Tekst piosenki:
[Zwrotka 1: Śliwa]
Najpierw przynoszą hajs, później znicz - life's a bitch
Zawiodłem fanów raz, może dwa, no maks trzy
Nieliczni są jak Ty, już pora otrzeć łzy
Nie zawsze z mojej winy, ale ciągnie się ten syf
Najpierw przynoszą hajs, później znicz - life's a bitch
Zawiodłem fanów raz, może dwa, no maks trzy
Nieliczni są jak Ty, już pora otrzeć łzy
Nie zawsze z mojej winy, ale ciągnie się ten syf
Nie mam parcia, by wyjaśniać czyjejś sprawy, nie mój diss
Sam mam kilka zaległych i obawy jeszcze dziś
Jeśli tu wtykasz nos, znaczy, że masz lekki krzyż
Czy to zazdrość? Wciąż się ciągnie za mną taki syf
Braciszku, jaki wstyd? - look at this, fuckin bitch
Żeby trzymać kciuki za upadek, kurwą trzeba być
Faktem jest, nieraz zawiodłem, nie mów mi jak żyć
Więcej zdążyłem naprawić, niż spierdolić, o co zgrzyt?

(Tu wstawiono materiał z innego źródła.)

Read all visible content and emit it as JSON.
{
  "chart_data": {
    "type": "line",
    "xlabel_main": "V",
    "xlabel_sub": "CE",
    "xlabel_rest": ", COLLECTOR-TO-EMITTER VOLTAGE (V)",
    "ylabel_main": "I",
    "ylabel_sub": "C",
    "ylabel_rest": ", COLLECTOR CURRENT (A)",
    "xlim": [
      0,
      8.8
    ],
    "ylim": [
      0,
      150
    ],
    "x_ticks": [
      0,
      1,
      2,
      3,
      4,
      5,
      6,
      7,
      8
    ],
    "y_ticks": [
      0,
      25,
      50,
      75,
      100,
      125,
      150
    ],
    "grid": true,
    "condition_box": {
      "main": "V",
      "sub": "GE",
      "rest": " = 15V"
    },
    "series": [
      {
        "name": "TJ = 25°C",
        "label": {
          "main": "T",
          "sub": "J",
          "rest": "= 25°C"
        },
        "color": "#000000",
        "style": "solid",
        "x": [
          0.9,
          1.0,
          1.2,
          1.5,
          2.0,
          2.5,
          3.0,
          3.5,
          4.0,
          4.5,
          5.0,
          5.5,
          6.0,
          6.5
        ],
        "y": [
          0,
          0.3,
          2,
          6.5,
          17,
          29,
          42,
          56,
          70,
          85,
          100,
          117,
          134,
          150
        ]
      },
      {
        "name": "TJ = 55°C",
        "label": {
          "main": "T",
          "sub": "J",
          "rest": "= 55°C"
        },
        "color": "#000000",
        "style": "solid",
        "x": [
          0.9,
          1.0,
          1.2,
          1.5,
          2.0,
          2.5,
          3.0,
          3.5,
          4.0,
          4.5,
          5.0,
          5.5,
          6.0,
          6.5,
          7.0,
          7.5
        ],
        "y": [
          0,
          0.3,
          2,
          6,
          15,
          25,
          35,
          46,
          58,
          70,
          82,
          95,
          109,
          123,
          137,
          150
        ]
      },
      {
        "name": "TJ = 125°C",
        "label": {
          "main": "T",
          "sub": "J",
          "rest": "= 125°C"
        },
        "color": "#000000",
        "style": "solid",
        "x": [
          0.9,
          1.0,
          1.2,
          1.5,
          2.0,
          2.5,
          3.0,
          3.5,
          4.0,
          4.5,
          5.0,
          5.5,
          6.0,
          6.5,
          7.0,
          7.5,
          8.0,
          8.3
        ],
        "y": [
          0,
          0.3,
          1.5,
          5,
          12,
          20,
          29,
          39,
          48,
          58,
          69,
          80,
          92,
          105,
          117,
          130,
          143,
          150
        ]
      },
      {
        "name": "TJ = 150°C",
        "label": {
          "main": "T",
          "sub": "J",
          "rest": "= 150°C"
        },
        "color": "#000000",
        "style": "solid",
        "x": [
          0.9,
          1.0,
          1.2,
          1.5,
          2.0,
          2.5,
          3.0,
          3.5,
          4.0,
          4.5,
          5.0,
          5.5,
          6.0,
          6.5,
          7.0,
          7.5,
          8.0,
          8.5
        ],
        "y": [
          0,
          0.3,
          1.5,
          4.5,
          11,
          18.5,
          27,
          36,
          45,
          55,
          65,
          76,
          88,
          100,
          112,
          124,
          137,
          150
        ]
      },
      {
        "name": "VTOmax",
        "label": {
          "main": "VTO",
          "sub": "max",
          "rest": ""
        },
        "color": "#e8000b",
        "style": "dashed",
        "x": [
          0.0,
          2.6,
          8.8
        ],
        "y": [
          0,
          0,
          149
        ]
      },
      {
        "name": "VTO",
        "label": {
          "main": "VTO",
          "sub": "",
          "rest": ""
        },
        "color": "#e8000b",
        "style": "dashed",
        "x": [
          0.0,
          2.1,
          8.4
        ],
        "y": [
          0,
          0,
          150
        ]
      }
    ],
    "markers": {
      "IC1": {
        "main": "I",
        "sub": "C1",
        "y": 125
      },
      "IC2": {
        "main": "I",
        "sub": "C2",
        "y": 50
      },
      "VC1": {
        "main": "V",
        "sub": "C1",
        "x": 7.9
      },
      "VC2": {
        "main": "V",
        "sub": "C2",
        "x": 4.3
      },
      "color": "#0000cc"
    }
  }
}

Był taki czas, że się pruły ogry do mnie
Kurwa ciężki temat, jak na podryw iść z pantoflem
To brudna gra, bądź tu mądry, zmień na dobre
Urosłem tak, że cały świat łapię za mordę
Life's a bitch - stara prawda, chuj w to, jak się wozisz
I czy czujesz moje wersy bardziej, czy Young Leosi?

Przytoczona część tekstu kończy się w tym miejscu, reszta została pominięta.